The parade grand marshals were the Tony Award winning Irish actor Brian F. O'Byrne and the longtime human rights activist Kerry Kennedy (RFK's daughter). Both were uncommonly eloquent speakers, which became apparent when I asked them why they had agreed to march.

“I remember as a child my grandmother Rose Kennedy bringing me up to the attic of her house where she had scrapbooks,” Kennedy told me. “She had cut out clips of newspaper help wanted ads from when she was a kid that said No Irish Need Apply.

“The people of Ireland were oppressed by the Brits for 500 years and when we came here to the United States to the land of the free we were met with more oppression. We of all people should be particularly sensitive to this issue of hatred.”

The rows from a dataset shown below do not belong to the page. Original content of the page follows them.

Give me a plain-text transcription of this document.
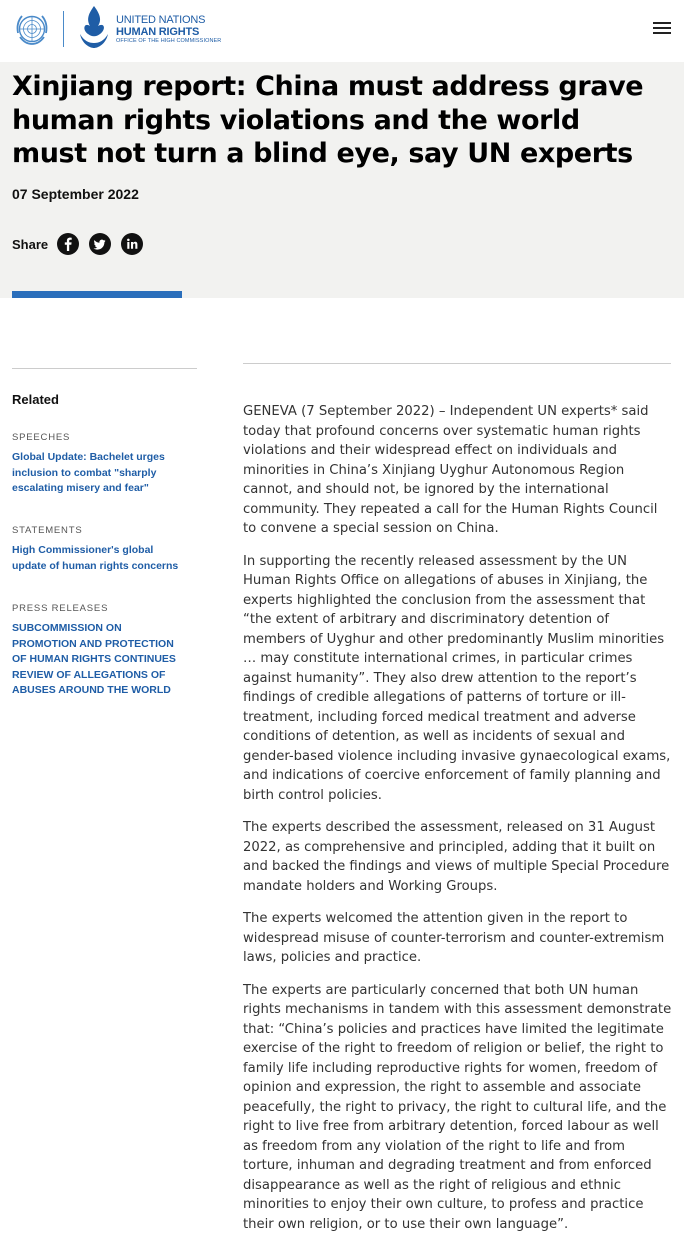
UNITED NATIONS
HUMAN RIGHTS
OFFICE OF THE HIGH COMMISSIONER
Xinjiang report: China must address grave human rights violations and the world must not turn a blind eye, say UN experts
07 September 2022
Share
Related
SPEECHES
Global Update: Bachelet urges inclusion to combat "sharply escalating misery and fear"
STATEMENTS
High Commissioner's global update of human rights concerns
PRESS RELEASES
SUBCOMMISSION ON PROMOTION AND PROTECTION OF HUMAN RIGHTS CONTINUES REVIEW OF ALLEGATIONS OF ABUSES AROUND THE WORLD

GENEVA (7 September 2022) – Independent UN experts* said today that profound concerns over systematic human rights violations and their widespread effect on individuals and minorities in China’s Xinjiang Uyghur Autonomous Region cannot, and should not, be ignored by the international community. They repeated a call for the Human Rights Council to convene a special session on China.

In supporting the recently released assessment by the UN Human Rights Office on allegations of abuses in Xinjiang, the experts highlighted the conclusion from the assessment that “the extent of arbitrary and discriminatory detention of members of Uyghur and other predominantly Muslim minorities … may constitute international crimes, in particular crimes against humanity”. They also drew attention to the report’s findings of credible allegations of patterns of torture or ill-treatment, including forced medical treatment and adverse conditions of detention, as well as incidents of sexual and gender-based violence including invasive gynaecological exams, and indications of coercive enforcement of family planning and birth control policies.

The experts described the assessment, released on 31 August 2022, as comprehensive and principled, adding that it built on and backed the findings and views of multiple Special Procedure mandate holders and Working Groups.

The experts welcomed the attention given in the report to widespread misuse of counter-terrorism and counter-extremism laws, policies and practice.

The experts are particularly concerned that both UN human rights mechanisms in tandem with this assessment demonstrate that: “China’s policies and practices have limited the legitimate exercise of the right to freedom of religion or belief, the right to family life including reproductive rights for women, freedom of opinion and expression, the right to assemble and associate peacefully, the right to privacy, the right to cultural life, and the right to live free from arbitrary detention, forced labour as well as freedom from any violation of the right to life and from torture, inhuman and degrading treatment and from enforced disappearance as well as the right of religious and ethnic minorities to enjoy their own culture, to profess and practice their own religion, or to use their own language”.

Kennedy was speaking about the reason that the St. Pat's for All parade was originally started in 2000. Banned by the high handed and deeply homophobic parade organizers on Fifth Avenue, Irish gay groups led by community activist Brendan Fay and their principled allies like community leader Kathleen Walsh D'Arcy, founded the Queens parade as a rejoinder to the angry exclusion and prejudice that had been directed at some Irish groups.

But over the 16 years of its life the Queens event has done something remarkable. What began as a modest protest has developed into a growing vision of Irish life as it is actually lived in this city in 2015.

That means it is not only the province of the Irish themselves, but also of their friends, partners and colleagues. All New York comes out.

The parade makes common cause with every other immigrant group in the city and it can deeply relate to their stories. That's part of its unique strength.

It also has considerable political power, but it eschews all the pomp and self-importance in favor of a homespun vision of welcome and hospitality that makes the Fifth Avenue parade look like a Soviet style remnant of an earlier time in comparison.

St. Pat's for All has enormous heart, which is what the Irish are famous for, and it rolls out the welcome mat to everyone who applies to march. It's non-hierarchical, it gives everyone their voice and their moment in the sun (or snow) and by doing so it actually represents the best of our culture.

No one is more important. Everyone has their say.

Despite the flurries people were in sweet tempers on Sunday. The crowds were simply having fun and making new friends along the route. I heard a lot of delighted laughter and I met a lot of my hand shaking neighbors.

So I think it's already past time we acknowledged that by making this parade happen year after year as a labor of love and commitment to justice, Brendan Fay and Kathleen Walsh D'Arcy and the entire board of St. Pat's for All have really done something transformative and beautiful.

They took insult and anger and turned it into gold. That's a work of magic that's as strong as the parade itself.

More power to them. Tell them when you see them.

Brendan Fay marching in the St. Pat’s for All parade on Sunday in Queens.